Students moved into their dorm rooms at summer’s end and classes resumed Aug. 22 at Hannibal-LaGrange University after a season when the viability of a fall semester was in question.
The school was in crisis mode in March, with closure predicted before the end of the spring semester unless immediate cuts were made and funds raised. The school needed to raise or save $2.2 million.
The 94-year-old school was “facing a financial Goliath,” transitional president Rodney Harrison said in a statement Aug. 1. “The president of ten years had resigned two months earlier, and the full reality of the University’s fragile financial situation was still coming to light.”
The executive team cut staff and benefits, trimmed some of HLGU’s 30 majors, appealed to donors, and called on volunteers from local churches to help on campus with lawn care and similar upkeep.
Faculty contracts were cancelled in the exigency plan, with about 15% of faculty dismissed or reduced to part-time status. Of 12 intercollegiate varsity sports, the Trojans’ golf and wrestling programs were eliminated. The school raised $1.5 million. By the end of July, Harrison declared the crisis averted.
“The pay and benefit cuts that had been in place since March would be lifted for all returning employees,” Harrison said. “With a business model in place based on scalability, and a balanced budget based on enrollment realities, HLGU may well become a model for small liberal arts universities.”

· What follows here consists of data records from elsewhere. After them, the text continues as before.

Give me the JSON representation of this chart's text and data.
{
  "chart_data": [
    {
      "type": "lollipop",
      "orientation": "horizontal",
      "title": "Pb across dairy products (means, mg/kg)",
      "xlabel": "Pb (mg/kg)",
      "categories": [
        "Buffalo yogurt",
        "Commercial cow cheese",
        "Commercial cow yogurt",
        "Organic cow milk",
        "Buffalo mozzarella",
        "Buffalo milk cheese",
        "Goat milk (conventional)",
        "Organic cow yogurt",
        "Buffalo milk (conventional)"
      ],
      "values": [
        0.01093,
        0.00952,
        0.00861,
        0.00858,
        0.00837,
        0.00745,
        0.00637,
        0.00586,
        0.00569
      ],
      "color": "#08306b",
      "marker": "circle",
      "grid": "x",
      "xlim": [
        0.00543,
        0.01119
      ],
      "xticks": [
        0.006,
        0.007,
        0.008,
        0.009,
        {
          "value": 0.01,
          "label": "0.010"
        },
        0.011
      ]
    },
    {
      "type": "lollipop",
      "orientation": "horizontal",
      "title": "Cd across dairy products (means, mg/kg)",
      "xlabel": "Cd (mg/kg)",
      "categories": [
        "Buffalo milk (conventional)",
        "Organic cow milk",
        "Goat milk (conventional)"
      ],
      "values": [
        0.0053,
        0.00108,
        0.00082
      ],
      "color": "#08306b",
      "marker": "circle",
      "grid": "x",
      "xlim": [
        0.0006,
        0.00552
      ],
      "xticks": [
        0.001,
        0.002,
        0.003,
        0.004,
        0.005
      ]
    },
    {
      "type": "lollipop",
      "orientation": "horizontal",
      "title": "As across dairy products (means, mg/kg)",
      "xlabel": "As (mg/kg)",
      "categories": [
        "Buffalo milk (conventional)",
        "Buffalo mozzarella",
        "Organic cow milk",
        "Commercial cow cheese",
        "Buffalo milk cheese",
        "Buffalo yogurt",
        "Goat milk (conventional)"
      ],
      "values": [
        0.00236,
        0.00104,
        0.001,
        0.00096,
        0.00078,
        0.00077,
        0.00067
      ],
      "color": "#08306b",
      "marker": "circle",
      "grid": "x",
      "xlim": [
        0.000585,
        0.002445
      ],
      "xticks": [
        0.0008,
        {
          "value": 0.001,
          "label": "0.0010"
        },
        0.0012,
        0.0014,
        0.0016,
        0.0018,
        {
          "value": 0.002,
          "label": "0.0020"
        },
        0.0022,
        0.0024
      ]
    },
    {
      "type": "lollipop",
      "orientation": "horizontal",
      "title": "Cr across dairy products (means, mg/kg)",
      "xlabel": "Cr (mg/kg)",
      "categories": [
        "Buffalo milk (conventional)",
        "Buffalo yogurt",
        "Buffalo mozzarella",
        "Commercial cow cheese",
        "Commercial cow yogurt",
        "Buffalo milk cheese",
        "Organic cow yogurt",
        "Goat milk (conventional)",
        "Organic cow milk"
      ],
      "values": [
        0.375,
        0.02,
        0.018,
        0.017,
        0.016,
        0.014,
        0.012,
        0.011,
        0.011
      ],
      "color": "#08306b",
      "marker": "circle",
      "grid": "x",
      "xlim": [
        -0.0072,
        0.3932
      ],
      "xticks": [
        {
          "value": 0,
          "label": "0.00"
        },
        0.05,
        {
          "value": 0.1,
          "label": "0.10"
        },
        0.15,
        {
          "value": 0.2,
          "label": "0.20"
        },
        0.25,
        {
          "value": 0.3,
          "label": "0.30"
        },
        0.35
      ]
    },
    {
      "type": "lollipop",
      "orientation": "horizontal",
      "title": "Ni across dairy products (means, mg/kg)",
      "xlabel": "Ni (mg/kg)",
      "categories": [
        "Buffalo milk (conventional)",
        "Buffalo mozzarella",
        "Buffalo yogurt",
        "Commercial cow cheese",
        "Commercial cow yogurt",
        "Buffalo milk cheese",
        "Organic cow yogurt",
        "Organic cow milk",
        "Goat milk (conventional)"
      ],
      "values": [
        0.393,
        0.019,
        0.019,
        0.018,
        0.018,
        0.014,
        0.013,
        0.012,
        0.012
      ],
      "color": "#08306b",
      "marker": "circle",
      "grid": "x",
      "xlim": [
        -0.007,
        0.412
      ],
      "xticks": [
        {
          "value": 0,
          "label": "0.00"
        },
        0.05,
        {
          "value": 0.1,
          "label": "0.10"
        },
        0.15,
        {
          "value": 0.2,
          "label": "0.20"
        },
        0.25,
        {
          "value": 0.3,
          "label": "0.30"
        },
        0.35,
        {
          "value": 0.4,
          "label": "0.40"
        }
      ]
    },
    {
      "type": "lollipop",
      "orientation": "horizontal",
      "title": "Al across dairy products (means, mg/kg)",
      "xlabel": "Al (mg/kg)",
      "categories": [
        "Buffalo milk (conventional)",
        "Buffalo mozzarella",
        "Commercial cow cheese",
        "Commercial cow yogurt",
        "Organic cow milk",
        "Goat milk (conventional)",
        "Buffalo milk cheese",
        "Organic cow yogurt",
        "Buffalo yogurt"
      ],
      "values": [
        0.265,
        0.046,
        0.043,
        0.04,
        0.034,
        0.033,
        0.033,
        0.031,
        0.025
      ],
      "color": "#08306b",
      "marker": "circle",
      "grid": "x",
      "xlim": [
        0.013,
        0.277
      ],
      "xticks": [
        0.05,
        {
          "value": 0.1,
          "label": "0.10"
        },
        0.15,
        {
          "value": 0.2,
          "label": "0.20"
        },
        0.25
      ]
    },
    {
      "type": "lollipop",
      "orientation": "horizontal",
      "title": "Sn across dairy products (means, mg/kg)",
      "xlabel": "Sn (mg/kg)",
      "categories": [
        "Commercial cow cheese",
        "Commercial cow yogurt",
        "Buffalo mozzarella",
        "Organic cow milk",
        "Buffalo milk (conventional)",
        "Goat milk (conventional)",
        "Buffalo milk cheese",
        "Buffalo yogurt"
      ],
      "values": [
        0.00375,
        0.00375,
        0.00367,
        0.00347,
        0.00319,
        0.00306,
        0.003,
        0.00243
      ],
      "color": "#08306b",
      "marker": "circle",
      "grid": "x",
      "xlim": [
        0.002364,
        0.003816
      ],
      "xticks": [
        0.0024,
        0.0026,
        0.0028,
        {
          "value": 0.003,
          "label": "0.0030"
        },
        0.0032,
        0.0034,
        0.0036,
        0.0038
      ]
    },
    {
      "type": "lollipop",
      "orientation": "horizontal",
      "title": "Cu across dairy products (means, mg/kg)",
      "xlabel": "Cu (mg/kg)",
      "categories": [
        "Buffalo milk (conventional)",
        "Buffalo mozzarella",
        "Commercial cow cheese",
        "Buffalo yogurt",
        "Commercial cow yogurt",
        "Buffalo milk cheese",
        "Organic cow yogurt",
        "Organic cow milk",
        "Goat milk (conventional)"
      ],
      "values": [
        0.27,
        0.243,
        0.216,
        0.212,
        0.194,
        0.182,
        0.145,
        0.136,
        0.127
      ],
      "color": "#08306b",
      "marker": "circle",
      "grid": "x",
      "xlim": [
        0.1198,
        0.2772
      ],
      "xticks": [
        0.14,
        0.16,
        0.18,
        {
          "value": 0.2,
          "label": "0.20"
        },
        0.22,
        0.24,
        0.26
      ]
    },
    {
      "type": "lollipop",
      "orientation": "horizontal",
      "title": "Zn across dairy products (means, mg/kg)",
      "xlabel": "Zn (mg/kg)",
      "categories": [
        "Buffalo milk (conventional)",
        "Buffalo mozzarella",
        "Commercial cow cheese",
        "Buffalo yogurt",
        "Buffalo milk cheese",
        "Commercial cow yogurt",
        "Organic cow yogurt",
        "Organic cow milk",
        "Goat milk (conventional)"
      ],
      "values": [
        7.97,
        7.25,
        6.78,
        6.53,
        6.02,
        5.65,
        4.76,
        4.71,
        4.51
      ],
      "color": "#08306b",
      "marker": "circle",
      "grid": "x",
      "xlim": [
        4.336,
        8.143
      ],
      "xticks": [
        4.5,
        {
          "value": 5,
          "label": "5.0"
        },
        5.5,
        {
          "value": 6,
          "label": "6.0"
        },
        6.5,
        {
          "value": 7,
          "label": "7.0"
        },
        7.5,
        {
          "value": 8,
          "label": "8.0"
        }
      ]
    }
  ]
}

At the start of the new academic year, Inside Higher Ed reported a dozen faculty would not return. Enrollment, which dipped to 780 in 2021, had begun to inch upward, and the student retention rate bumped up from 50% to 60% last year.
In July HLGU began advertising for a few replacement positions.
At the same time, the presidential search team was digging into their pile of resumes. “We covet your prayers as we begin this search process,” trustee chair Mark Anderson said. “Our greatest desire is to find the person the Lord has to lead HLGU in the years to come. God has been faithful to bring us to this point and we believe he will continue to be faithful in this search process.
“I want to express my deepest gratitude for your commitment to the University,” Anderson wrote to supporters. “These have been difficult days, but we believe with confidence that God is at work at HLGU.”
HLGU was founded in 1928 from the merger of two colleges named for the Mississippi River towns where they were located. The school had a peak enrollment of about 1,200 in 2012. Anthony Allen, who resigned in January, was the school’s 17th president, serving ten years. Harrison is serving as transitional president while simultaneously holding his position as head of Baptist Homes & Healthcare Ministries in Missouri.